Agastache plants, as the name implies, are members of the mint family. The deer don’t care for the beautiful mint aroma, but hummingbirds, bees, and butterflies do. Tall spikes of bluish-violet blooms bloom from spring to fall, attracting bees and keeping deer at bay.

Like other mints, this plant spreads quickly, so keep it in containers or separate from the main garden. As a deterrent, mix containers of Hummingbird Mint plants with flowers that deer appreciate.Growing Hummingbird Mint

6. Rodgers Flower

Rodgers Flower is a tall, spectacular shade-loving plant with large, textured leaves that makes an eye-catching garden centerpiece. You don’t have to worry about deer avoiding those textured leaves. The butterflies agree that the big abundant fluffy flower clusters are a sight. While the flowers are gorgeous, the gigantic mounding leaves are the major draw.

7. Dustin Miller

Dusty Miller is a rare plant known for its spectacular silvery, lacy foliage rather than the flowers. It also has the bonus of being deer-resistant. Deer don’t like the felt-like texture on the leaves and will ignore it.

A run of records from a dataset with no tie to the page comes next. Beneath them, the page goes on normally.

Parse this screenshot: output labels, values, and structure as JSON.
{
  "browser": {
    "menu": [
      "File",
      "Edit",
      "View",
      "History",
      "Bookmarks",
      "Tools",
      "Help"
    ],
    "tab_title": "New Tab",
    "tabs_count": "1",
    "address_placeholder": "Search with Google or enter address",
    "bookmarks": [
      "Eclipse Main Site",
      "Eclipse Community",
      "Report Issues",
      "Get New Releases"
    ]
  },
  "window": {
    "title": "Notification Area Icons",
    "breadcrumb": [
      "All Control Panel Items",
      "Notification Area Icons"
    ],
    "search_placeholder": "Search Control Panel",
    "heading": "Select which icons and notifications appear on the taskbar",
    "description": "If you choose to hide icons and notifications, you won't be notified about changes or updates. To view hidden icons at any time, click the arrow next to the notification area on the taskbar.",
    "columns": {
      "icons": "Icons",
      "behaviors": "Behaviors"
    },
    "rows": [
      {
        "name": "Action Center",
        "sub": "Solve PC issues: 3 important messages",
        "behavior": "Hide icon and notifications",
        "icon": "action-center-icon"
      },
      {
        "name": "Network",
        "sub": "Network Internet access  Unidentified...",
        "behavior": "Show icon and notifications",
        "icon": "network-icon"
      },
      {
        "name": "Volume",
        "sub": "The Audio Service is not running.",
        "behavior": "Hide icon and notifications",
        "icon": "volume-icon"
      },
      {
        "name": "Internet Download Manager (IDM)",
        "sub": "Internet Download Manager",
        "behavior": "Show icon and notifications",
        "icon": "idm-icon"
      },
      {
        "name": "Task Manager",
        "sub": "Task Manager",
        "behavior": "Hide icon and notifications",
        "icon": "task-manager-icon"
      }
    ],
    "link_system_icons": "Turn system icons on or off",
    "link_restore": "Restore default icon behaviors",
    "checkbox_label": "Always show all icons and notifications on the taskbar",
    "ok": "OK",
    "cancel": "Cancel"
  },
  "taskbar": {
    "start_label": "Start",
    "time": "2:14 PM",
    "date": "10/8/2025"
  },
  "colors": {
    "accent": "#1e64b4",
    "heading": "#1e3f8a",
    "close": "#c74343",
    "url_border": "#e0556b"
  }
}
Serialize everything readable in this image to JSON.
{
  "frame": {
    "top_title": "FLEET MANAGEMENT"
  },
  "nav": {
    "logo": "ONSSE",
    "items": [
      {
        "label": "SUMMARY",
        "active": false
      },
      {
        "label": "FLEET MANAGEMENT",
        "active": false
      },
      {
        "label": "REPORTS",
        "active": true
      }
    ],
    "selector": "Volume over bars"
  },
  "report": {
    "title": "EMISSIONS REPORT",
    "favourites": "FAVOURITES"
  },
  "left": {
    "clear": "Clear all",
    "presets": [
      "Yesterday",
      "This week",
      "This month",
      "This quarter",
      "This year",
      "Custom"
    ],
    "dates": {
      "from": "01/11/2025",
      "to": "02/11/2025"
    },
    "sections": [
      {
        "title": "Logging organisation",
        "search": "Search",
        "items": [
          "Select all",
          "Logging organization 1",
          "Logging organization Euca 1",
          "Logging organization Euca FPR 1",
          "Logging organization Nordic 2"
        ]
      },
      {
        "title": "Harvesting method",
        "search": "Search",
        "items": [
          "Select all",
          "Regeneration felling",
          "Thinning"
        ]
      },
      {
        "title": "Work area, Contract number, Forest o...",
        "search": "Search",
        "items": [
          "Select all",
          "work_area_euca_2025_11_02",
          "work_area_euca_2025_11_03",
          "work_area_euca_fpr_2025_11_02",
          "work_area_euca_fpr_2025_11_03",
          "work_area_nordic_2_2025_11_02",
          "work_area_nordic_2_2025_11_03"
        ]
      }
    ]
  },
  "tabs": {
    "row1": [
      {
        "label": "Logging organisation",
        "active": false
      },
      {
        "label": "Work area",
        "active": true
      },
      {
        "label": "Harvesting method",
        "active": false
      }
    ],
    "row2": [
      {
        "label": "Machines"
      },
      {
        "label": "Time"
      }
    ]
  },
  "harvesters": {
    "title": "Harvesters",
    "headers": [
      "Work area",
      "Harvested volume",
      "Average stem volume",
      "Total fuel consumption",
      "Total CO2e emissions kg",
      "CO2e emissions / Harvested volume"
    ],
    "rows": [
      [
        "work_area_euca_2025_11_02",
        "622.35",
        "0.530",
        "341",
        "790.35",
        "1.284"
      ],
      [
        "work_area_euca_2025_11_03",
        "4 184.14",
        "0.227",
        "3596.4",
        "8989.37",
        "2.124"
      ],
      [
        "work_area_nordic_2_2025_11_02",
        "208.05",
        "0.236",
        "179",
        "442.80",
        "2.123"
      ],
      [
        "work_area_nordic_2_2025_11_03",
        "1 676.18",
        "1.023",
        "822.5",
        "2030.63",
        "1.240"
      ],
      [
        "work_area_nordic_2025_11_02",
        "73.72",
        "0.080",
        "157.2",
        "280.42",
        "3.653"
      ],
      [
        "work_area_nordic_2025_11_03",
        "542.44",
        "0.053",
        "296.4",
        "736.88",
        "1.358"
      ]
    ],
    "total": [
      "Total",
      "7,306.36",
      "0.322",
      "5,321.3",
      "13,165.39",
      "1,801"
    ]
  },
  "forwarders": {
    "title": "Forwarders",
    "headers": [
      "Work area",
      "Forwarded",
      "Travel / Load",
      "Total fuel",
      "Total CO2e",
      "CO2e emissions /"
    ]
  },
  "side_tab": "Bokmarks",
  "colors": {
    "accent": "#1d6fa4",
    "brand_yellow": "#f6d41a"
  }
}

Dusty Miller plants look great mixed in with taller deer resistant shrubs and perennials or as a backdrop for vividly colored flowers. These plants can grow around 3 feet tall, although there are miniature kinds that look great as an edging plant.

8. Leopard Plant

Deer dislike the tall, vivid flower spires and massive foliage of the leopard plant. The leathery and rough leaves of these plants are not a delicacy for deer. Thus, they avoid it. This shade-loving plant produces stunning bright yellow blooms from the dense, clumping leaves.

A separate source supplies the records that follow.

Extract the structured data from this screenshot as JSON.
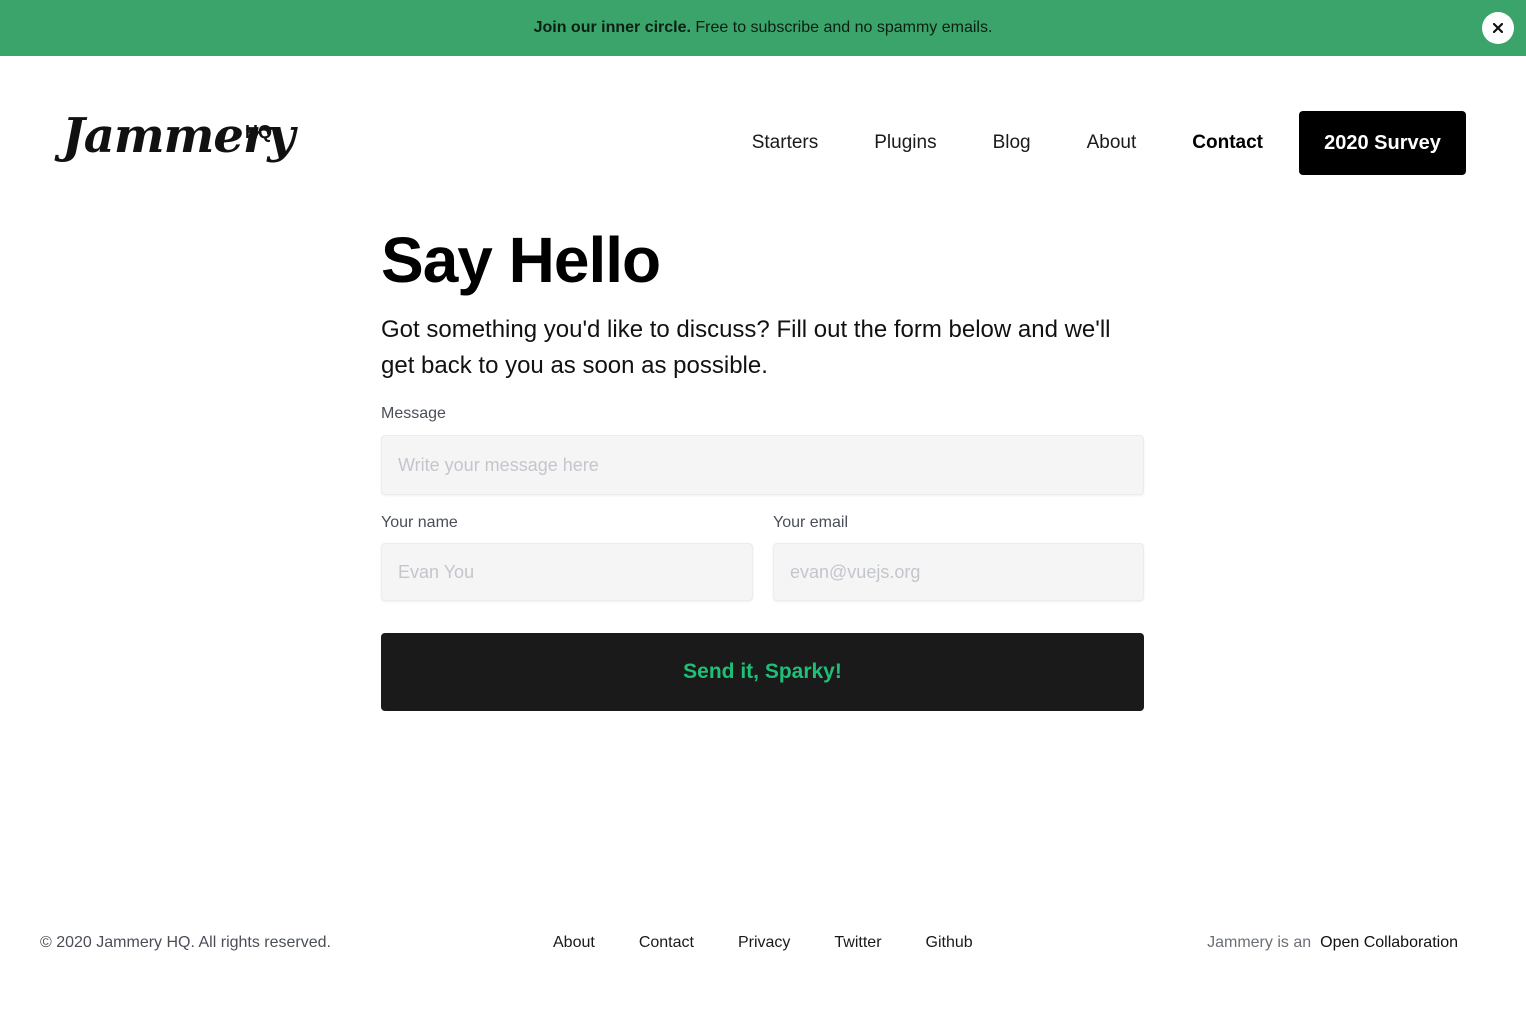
{
  "banner": {
    "bold_text": "Join our inner circle.",
    "text": " Free to subscribe and no spammy emails.",
    "close_icon": "close-icon"
  },
  "header": {
    "logo_script": "Jammery",
    "logo_badge": "HQ",
    "nav": [
      {
        "label": "Starters"
      },
      {
        "label": "Plugins"
      },
      {
        "label": "Blog"
      },
      {
        "label": "About"
      },
      {
        "label": "Contact",
        "active": true
      }
    ],
    "cta_label": "2020 Survey"
  },
  "main": {
    "title": "Say Hello",
    "intro": "Got something you'd like to discuss? Fill out the form below and we'll get back to you as soon as possible.",
    "message": {
      "label": "Message",
      "placeholder": "Write your message here",
      "value": ""
    },
    "name": {
      "label": "Your name",
      "placeholder": "Evan You",
      "value": ""
    },
    "email": {
      "label": "Your email",
      "placeholder": "evan@vuejs.org",
      "value": ""
    },
    "submit_label": "Send it, Sparky!"
  },
  "footer": {
    "copyright": "© 2020 Jammery HQ. All rights reserved.",
    "links": [
      {
        "label": "About"
      },
      {
        "label": "Contact"
      },
      {
        "label": "Privacy"
      },
      {
        "label": "Twitter"
      },
      {
        "label": "Github"
      }
    ],
    "collab_prefix": "Jammery is an",
    "collab_link": "Open Collaboration"
  },
  "colors": {
    "banner_bg": "#3aa46a",
    "button_bg": "#1a1a1a",
    "submit_text": "#1fbf77",
    "cta_bg": "#000000"
  }
}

It’s recommended that you plant Leopard Plant instead of Hostas because it has a comparable dramatic effect without attracting all animals to the yard.

9. Goatsbeard

The lacy leaves and exquisite, delicate flowers of Goatsbeard put off deer. Because goatsbeard is a difficult plant to eat, opportunistic deer shun it in favor of more accessible greens. These plants grow tall and make good border or background plants. When grown in bunches, they really make a statement.Deer Resistant Goatsbeard

Goatsbeard is a North American native that grows as an easy perennial in zones 3-7. You will love the airy, creamy-white ethereal blossoms! Goatsbeard is a host plant for the Dusky Azure Butterfly and attracts various other butterflies.

10. Foamflower

In addition to being unpopular with deer, Foamflowers are a lovely garden flower. The spikes of little wispy white blooms are lovely, and native pollinators like butterflies and bees adore them. Deer avoid the Foamflower, most likely because it is difficult to consume and not tasty. The foliage grows low to the ground, making it easy for deer to consume.

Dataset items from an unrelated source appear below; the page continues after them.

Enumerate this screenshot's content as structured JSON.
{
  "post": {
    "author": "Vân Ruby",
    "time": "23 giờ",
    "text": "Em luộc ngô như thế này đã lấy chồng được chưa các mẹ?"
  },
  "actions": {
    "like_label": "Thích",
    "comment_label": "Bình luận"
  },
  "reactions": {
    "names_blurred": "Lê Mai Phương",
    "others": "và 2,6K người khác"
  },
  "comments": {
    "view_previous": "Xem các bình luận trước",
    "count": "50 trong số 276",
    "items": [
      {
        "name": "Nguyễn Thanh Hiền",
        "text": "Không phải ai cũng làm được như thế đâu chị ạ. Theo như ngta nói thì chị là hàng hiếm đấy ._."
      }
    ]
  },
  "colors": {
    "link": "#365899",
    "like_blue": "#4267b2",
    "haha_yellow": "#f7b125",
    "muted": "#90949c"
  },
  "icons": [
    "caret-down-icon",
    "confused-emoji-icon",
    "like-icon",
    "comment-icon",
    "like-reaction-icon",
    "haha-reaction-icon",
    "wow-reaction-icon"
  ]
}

Frequently Asked Questions

– Is Lavender Deer-Resistant?

Yes, Lavender is deer resistant and also a mosquito and fly repellant. Plant your perennial in broad sun with well-drained soil conditions. Plant lavender alongside your vegetable and herb gardens, along walkways and roads, or for edging on patios and gazebos.

– Are Forsythia Deer Resistant?

Yes, Forsythia is deer resistant and among the many well known deer resistant plants, including rose of Sharon, cinquefoil (Potentilla), Japanese pieris (Pieris japonica), and Bluebeard. Forsythia will also attract numerous beneficial insects and natural predatory bugs to your garden.

– Do Deer Eat Lilac Buds?

Yes, deer do eat lilac buds because this part of the plant is not as aromatic. The buds of lilac are also tender in texture which deer like. Therefore, keeping the buds safe is important during their beginning stages, and utilizing various strategies to do that is important.


While lilacs are generally considered deer-safe plants, it is still necessary to protect them in case of a hungry herd. Therefore:

  • Avoid plant safety and utilize different strategies to keep them safe.
  • There are many other varieties of lilacs that you can also plant without worrying too much about deer devouring them.
  • Apart from lilacs, there are many other plants that you can grow that also show deer resistance.

With this comprehensive guide, you can triple your lilac production and add other deer-resistant plants without fearing for their life.